The problem is that the bad news outweighs whatever good news there was. The growth is much slower than anyone anticipated, and decelerated sharply in the past month. New orders dropped significantly, and it doesn't look like there's any strength behind the sector - so watch for the annualized rate to drop when the next numbers are released.
Moreover, the data fell short of economists expectations (again). The economists continue missing the weakness in the economy, and I have to suspect that the experts are using wishful thinking in determining their numbers.
Combine that data with the fact that the number of people signing contracts to buy homes dropped to record levels.

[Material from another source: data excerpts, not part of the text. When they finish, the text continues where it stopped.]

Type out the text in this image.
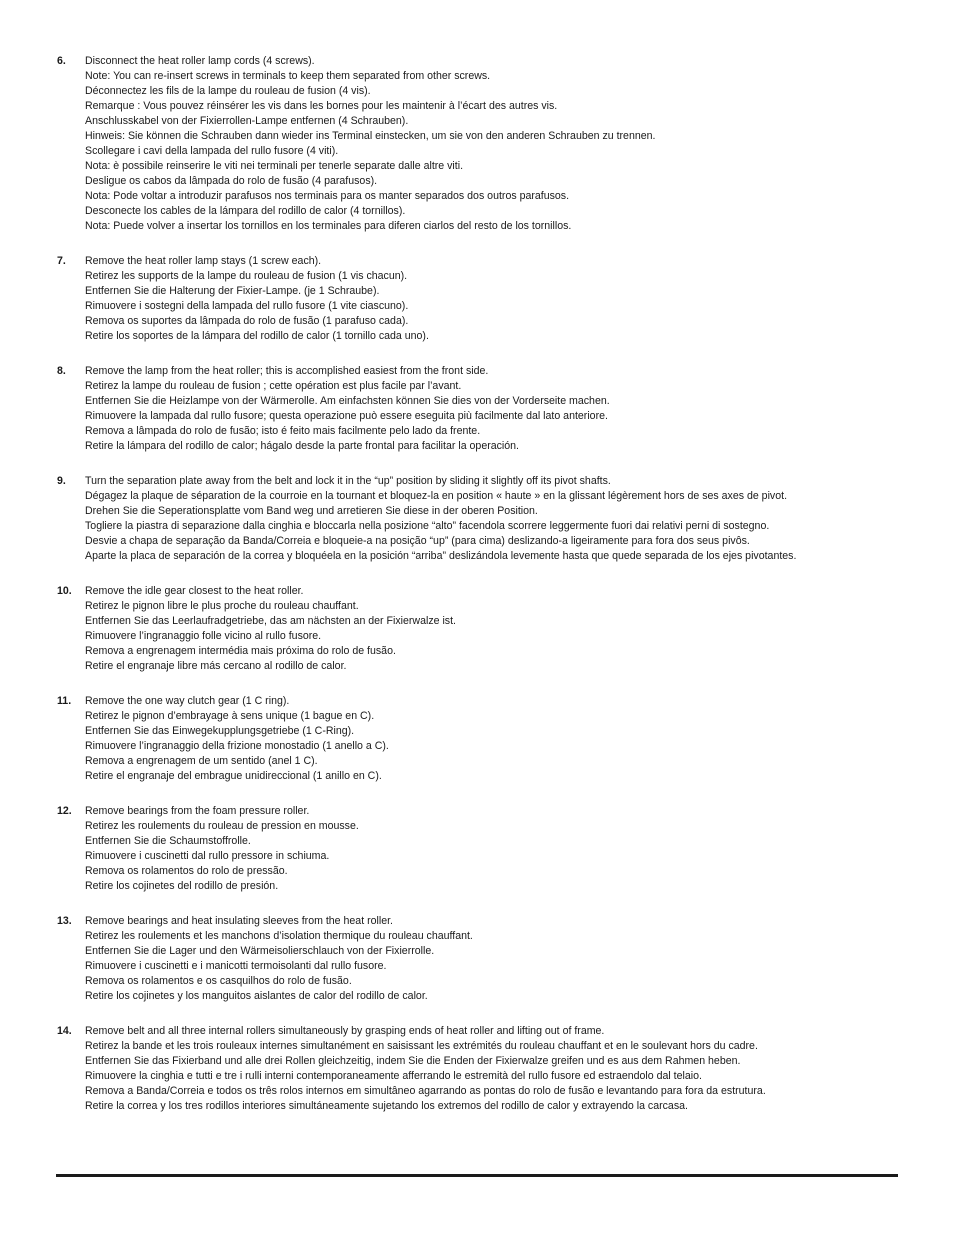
6.	Disconnect the heat roller lamp cords (4 screws).
Note: You can re-insert screws in terminals to keep them separated from other screws.
Déconnectez les fils de la lampe du rouleau de fusion (4 vis).
Remarque : Vous pouvez réinsérer les vis dans les bornes pour les maintenir à l’écart des autres vis.
Anschlusskabel von der Fixierrollen-Lampe entfernen (4 Schrauben).
Hinweis: Sie können die Schrauben dann wieder ins Terminal einstecken, um sie von den anderen Schrauben zu trennen.
Scollegare i cavi della lampada del rullo fusore (4 viti).
Nota: è possibile reinserire le viti nei terminali per tenerle separate dalle altre viti.
Desligue os cabos da lâmpada do rolo de fusão (4 parafusos).
Nota: Pode voltar a introduzir parafusos nos terminais para os manter separados dos outros parafusos.
Desconecte los cables de la lámpara del rodillo de calor (4 tornillos).
Nota: Puede volver a insertar los tornillos en los terminales para diferen ciarlos del resto de los tornillos.
7.	Remove the heat roller lamp stays (1 screw each).
Retirez les supports de la lampe du rouleau de fusion (1 vis chacun).
Entfernen Sie die Halterung der Fixier-Lampe. (je 1 Schraube).
Rimuovere i sostegni della lampada del rullo fusore (1 vite ciascuno).
Remova os suportes da lâmpada do rolo de fusão (1 parafuso cada).
Retire los soportes de la lámpara del rodillo de calor (1 tornillo cada uno).
8.	Remove the lamp from the heat roller; this is accomplished easiest from the front side.
Retirez la lampe du rouleau de fusion ; cette opération est plus facile par l’avant.
Entfernen Sie die Heizlampe von der Wärmerolle. Am einfachsten können Sie dies von der Vorderseite machen.
Rimuovere la lampada dal rullo fusore; questa operazione può essere eseguita più facilmente dal lato anteriore.
Remova a lâmpada do rolo de fusão; isto é feito mais facilmente pelo lado da frente.
Retire la lámpara del rodillo de calor; hágalo desde la parte frontal para facilitar la operación.
9.	Turn the separation plate away from the belt and lock it in the “up” position by sliding it slightly off its pivot shafts.
Dégagez la plaque de séparation de la courroie en la tournant et bloquez-la en position « haute » en la glissant légèrement hors de ses axes de pivot.
Drehen Sie die Seperationsplatte vom Band weg und arretieren Sie diese in der oberen Position.
Togliere la piastra di separazione dalla cinghia e bloccarla nella posizione “alto” facendola scorrere leggermente fuori dai relativi perni di sostegno.
Desvie a chapa de separação da Banda/Correia e bloqueie-a na posição “up” (para cima) deslizando-a ligeiramente para fora dos seus pivôs.
Aparte la placa de separación de la correa y bloquéela en la posición “arriba” deslizándola levemente hasta que quede separada de los ejes pivotantes.
10.	Remove the idle gear closest to the heat roller.
Retirez le pignon libre le plus proche du rouleau chauffant.
Entfernen Sie das Leerlaufradgetriebe, das am nächsten an der Fixierwalze ist.
Rimuovere l’ingranaggio folle vicino al rullo fusore.
Remova a engrenagem intermédia mais próxima do rolo de fusão.
Retire el engranaje libre más cercano al rodillo de calor.
11.	Remove the one way clutch gear (1 C ring).
Retirez le pignon d’embrayage à sens unique (1 bague en C).
Entfernen Sie das Einwegekupplungsgetriebe (1 C-Ring).
Rimuovere l’ingranaggio della frizione monostadio (1 anello a C).
Remova a engrenagem de um sentido (anel 1 C).
Retire el engranaje del embrague unidireccional (1 anillo en C).
12.	Remove bearings from the foam pressure roller.
Retirez les roulements du rouleau de pression en mousse.
Entfernen Sie die Schaumstoffrolle.
Rimuovere i cuscinetti dal rullo pressore in schiuma.
Remova os rolamentos do rolo de pressão.
Retire los cojinetes del rodillo de presión.
13.	Remove bearings and heat insulating sleeves from the heat roller.
Retirez les roulements et les manchons d’isolation thermique du rouleau chauffant.
Entfernen Sie die Lager und den Wärmeisolierschlauch von der Fixierrolle.
Rimuovere i cuscinetti e i manicotti termoisolanti dal rullo fusore.
Remova os rolamentos e os casquilhos do rolo de fusão.
Retire los cojinetes y los manguitos aislantes de calor del rodillo de calor.
14.	Remove belt and all three internal rollers simultaneously by grasping ends of heat roller and lifting out of frame.
Retirez la bande et les trois rouleaux internes simultanément en saisissant les extrémités du rouleau chauffant et en le soulevant hors du cadre.
Entfernen Sie das Fixierband und alle drei Rollen gleichzeitig, indem Sie die Enden der Fixierwalze greifen und es aus dem Rahmen heben.
Rimuovere la cinghia e tutti e tre i rulli interni contemporaneamente afferrando le estremità del rullo fusore ed estraendolo dal telaio.
Remova a Banda/Correia e todos os três rolos internos em simultâneo agarrando as pontas do rolo de fusão e levantando para fora da estrutura.
Retire la correa y los tres rodillos interiores simultáneamente sujetando los extremos del rodillo de calor y extrayendo la carcasa.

The number of buyers who signed contracts to purchase homes tumbled in May, a sign the housing recovery can't survive without government incentives.Punctuating the point, construction spending also fell in May amid a slump in home and commercial building.Memo to the idiots writing the stories and the politicians who listen to this "advice". The reason that the sales dropped is because sales were goosed because of the homeowner tax credits - robbing sales from one period to boost another period. Now that the credit is no longer available, the market shows the true state of affairs - a lack of buyers due to credit tightness, lack of funds, and general uncertainty in the market, sellers who can't sell because they're underwater and therefore have to short sell (a far more complex deal than a standard sale). New home sales have dropped off a cliff, and existing home sales aren't much better.
The National Association of Realtors said Thursday its seasonally adjusted index of sales agreements for previously occupied homes dropped 30 percent in May from April. The index fell to 77.6 from 110.9. May's reading was the lowest dating back to 2001.
Together, it's setting up for a renewed correction in real estate prices in many parts of the country because there is little support for the current levels.
My advice to the Administration and Congress - do no harm. Do not extend the homeowner credit, which only helps people who are already seeking a home and are therefore more likely to shift sales to match the credit terms. Fight the urge to lower interest rates further (which when they rebound helps cause problems for people who can't afford the readjusted mortgage rates in ARMs). Let the market sort this out in an orderly fashion. It's going to be painful, but better that than spending billions and extending the pain out over an even longer period of time to minimal effect.
The economic situation has improved only marginally since the recession started, and the real estate sector continues to act as a drag on the economy at large. That's not surprising given that the real estate sector was one reason for the economic growth in the past decade. With home prices sagging, the amount of money homeowners have to spend on items has declined, and demand for new housing has dropped since there is a glut of housing in certain markets. The glut has to be absorbed in order for the market to truly stabilize and no amount of homeowner tax credits will do that job. It will take a steady increase in buyers and improvement in the credit markets for that to happen.
GM released its sales figures, and they too are mixed. June sales are better than the year-ago figures, but are down from May 2010. What the GM data is missing (and has always been a problem) is that we don't know how much money GM makes on each of those sales. It's always been the auto industry's problem - tallying up sales of vehicles without noting whether it's making money on each of those sales. We just don't have enough information to say whether this data shows GM returning to health or continues to limp along.
Congress has sent to President Obama legislation that would allow potential homeowners the opportunity to get the homeowner tax credit even though they missed the June 30 deadline for closings. It would provide yet another extension for those deals already in the pipeline.
The legislation gives buyers until Sept. 30 to complete their purchases and qualify for tax credits of up to $8,000. Under the original terms, buyers had until April 30 to get a signed sales contract and until June 30 to complete the sale.Mind you that this doesn't actually increase home sales, and that these people would have been buying these homes in any event.
The bill only allows people who already have signed contracts to finish at the later date.
Congress also approved the National Flood Insurance Program, which buyers need to qualify for a mortgage for a home located in a flood zone.
"We're elated," said Ron Phipps of Phipps Realty in Warwick, R.I.
About 180,000 buyers needed the tax credit extension, the National Association of Realtors estimated.